Zephany Two mothers. One daughter
Joanne Jowell
Tafelberg
Review: Lauren O’Connor-May
The veil has finally been lifted on the untold side of the story that has captured our imaginations for more than 20 years.
The person at the centre of one of the most unbelievable and incredible stories has willingly come out of her protective shield to tell her side – which has been kept secret for five years.
Author Joanne Jowell was a good choice for Zephany because her psychology background gave her an empathetic insight into the unique and complex story.
The book tells the personal story of Zephany Nurse or Miché Solomon, the name which she was given after being stolen from her drowsy mother’s hospital bedside in 1997, but several other voices also tell the story; her school teacher, her lawyer, her social worker, her counsellor and her famously introverted “daddy”, Michael Solomon.
Jowell herself interjects with her own perspective of outsider turned insider.

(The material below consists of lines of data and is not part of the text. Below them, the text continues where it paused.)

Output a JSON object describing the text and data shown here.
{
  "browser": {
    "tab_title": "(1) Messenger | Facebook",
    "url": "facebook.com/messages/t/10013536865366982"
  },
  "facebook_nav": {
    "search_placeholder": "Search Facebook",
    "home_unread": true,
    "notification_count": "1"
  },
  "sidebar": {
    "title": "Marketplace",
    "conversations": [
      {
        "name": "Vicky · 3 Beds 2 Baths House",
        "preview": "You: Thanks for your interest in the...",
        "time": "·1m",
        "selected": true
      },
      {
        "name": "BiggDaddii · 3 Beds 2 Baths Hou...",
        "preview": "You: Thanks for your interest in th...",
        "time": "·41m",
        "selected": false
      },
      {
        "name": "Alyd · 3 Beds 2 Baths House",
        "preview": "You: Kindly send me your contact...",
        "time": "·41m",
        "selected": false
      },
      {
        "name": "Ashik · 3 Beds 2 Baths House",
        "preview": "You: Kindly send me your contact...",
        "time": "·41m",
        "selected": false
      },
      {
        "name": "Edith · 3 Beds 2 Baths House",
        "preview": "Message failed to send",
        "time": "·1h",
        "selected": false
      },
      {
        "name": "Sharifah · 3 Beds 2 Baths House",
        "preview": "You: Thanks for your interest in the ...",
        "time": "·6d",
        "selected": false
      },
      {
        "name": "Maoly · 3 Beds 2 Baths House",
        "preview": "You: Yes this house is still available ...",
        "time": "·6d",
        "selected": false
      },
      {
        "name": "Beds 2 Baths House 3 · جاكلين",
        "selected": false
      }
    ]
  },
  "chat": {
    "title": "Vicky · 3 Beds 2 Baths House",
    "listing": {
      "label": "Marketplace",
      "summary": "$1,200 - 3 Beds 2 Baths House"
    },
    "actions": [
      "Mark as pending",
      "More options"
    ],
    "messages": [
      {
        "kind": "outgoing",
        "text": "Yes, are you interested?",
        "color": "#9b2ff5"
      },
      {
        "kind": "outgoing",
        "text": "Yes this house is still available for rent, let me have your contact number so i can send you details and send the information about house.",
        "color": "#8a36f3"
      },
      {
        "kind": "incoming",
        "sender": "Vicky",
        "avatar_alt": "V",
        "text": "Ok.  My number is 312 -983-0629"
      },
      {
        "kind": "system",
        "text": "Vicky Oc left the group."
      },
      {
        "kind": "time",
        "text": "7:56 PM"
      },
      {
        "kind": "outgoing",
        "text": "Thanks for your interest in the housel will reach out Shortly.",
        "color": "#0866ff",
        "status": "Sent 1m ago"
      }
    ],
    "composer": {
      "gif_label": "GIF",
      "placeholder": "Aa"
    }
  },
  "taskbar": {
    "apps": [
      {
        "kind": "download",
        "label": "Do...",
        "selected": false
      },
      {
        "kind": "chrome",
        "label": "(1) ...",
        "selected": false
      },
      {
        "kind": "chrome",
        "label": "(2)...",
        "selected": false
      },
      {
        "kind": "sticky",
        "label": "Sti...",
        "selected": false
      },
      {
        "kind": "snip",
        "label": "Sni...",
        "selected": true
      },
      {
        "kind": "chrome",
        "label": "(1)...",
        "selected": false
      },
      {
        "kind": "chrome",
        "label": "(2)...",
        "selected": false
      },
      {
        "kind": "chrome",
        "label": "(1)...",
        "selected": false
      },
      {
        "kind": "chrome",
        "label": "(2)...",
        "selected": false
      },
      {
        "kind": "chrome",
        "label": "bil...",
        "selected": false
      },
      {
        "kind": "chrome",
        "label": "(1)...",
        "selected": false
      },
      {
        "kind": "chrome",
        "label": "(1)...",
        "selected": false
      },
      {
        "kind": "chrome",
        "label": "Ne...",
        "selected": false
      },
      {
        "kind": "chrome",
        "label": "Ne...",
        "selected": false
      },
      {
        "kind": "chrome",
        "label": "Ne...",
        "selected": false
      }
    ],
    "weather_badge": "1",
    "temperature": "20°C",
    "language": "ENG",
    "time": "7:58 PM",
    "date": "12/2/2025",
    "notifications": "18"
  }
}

I found that as the layers unfolded, it was Jowell’s insights that pinged with resonance because hers was a voice that I, as a desperately curious reader, could relate to.

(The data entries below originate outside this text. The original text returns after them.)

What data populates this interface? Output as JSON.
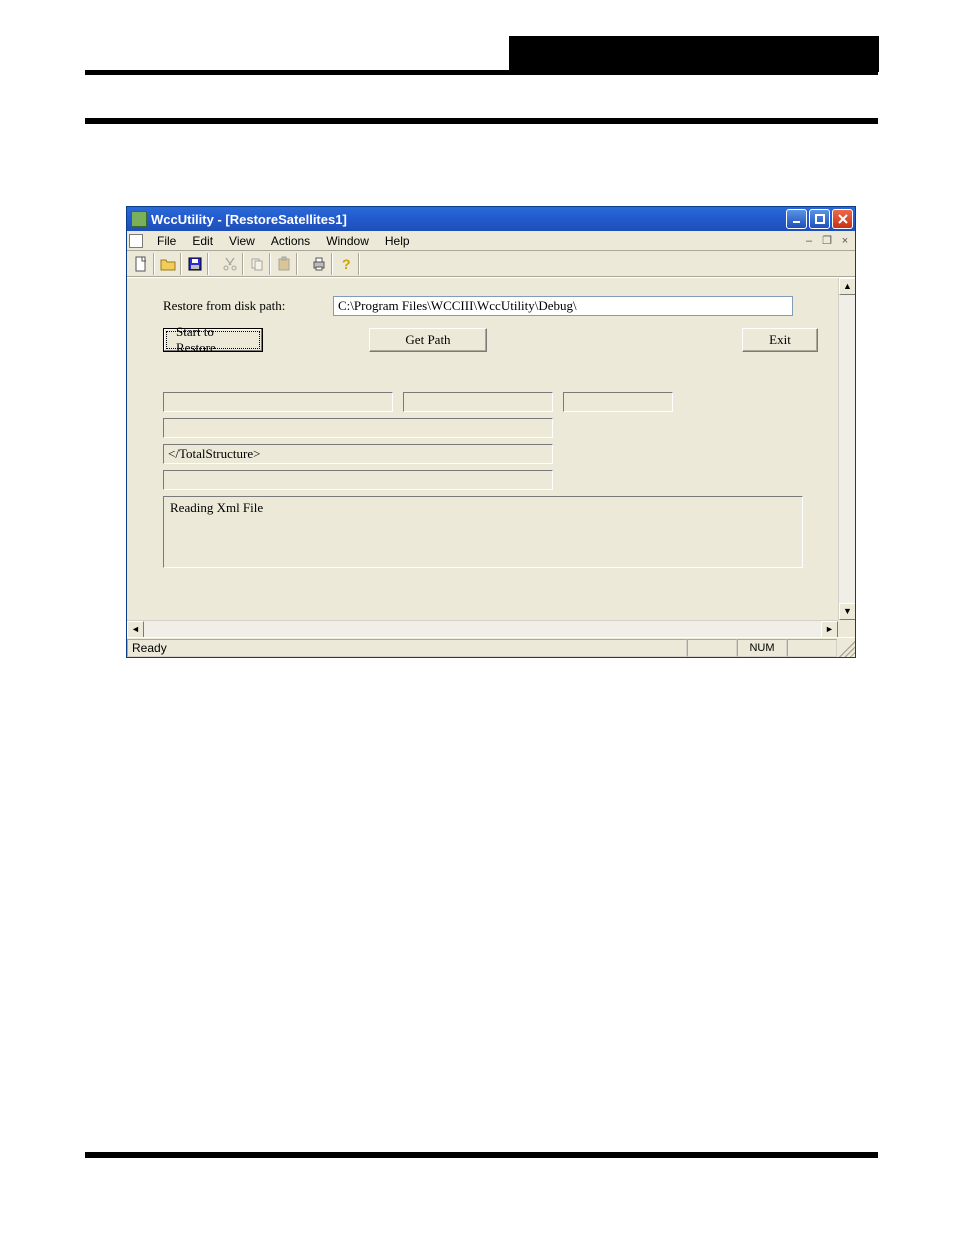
{
  "window": {
    "title": "WccUtility - [RestoreSatellites1]"
  },
  "menu": {
    "file": "File",
    "edit": "Edit",
    "view": "View",
    "actions": "Actions",
    "window": "Window",
    "help": "Help"
  },
  "toolbar_icons": {
    "new": "new-file-icon",
    "open": "open-folder-icon",
    "save": "save-floppy-icon",
    "cut": "cut-scissors-icon",
    "copy": "copy-icon",
    "paste": "paste-icon",
    "print": "print-icon",
    "help": "help-question-icon"
  },
  "form": {
    "restore_path_label": "Restore from disk path:",
    "restore_path_value": "C:\\Program Files\\WCCIII\\WccUtility\\Debug\\",
    "start_button": "Start to Restore",
    "get_path_button": "Get Path",
    "exit_button": "Exit",
    "progress_field1": "",
    "progress_field2": "",
    "progress_field3": "",
    "progress_wide1": "",
    "xml_tag_line": "</TotalStructure>",
    "progress_wide2": "",
    "log_text": "Reading Xml File"
  },
  "statusbar": {
    "ready": "Ready",
    "num": "NUM"
  }
}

A lot of things in the book surprised me. Some of Miché’s statements are shocking, because, as Jowell writes in her prologue, “we think we know her”.

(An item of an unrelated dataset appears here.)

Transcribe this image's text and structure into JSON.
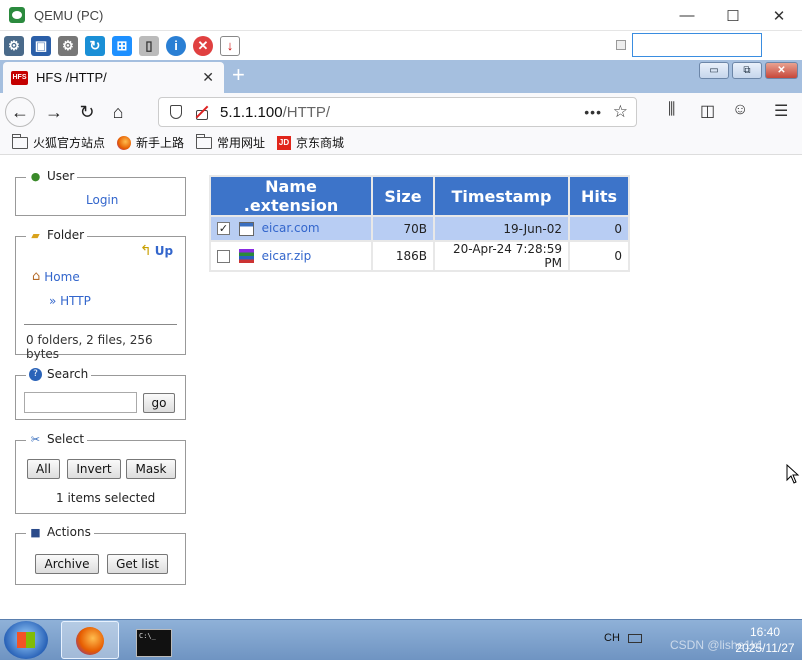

The book is filled with irony, an irony which is all the more poignant because it is not manufactured. For instance, Levona Solomon, the kidnapper, is considered by all, even her jail mates, as a nurturing, mother figure but her own biological children don’t survive, most not even until birth.
Also, the Solomons lived so near to the distraught Nurses that their paths crossed several times, such as when they attended annual Christmas parties in the same road as the Nurses.
There are numerous goosebump moments in the book, like Miché’s description of the strange sensation she underwent when she finally met her “doppelganger” Cassidy at school, who was actually her biological sister, or the bizarre intuition her mother, Celeste Nurse, had that Miché was pregnant while they were still estranged.
Miche’s retelling of the day when she was taken away from her “mother” was heartbreaking, as was the slow unfolding of acceptance that the people whom she loved best were not related to her at all.
Most surprising of all was Miché’s bold statement that she felt she had been better off with her “adoptive” parents – a sentiment that was echoed by one of her teachers.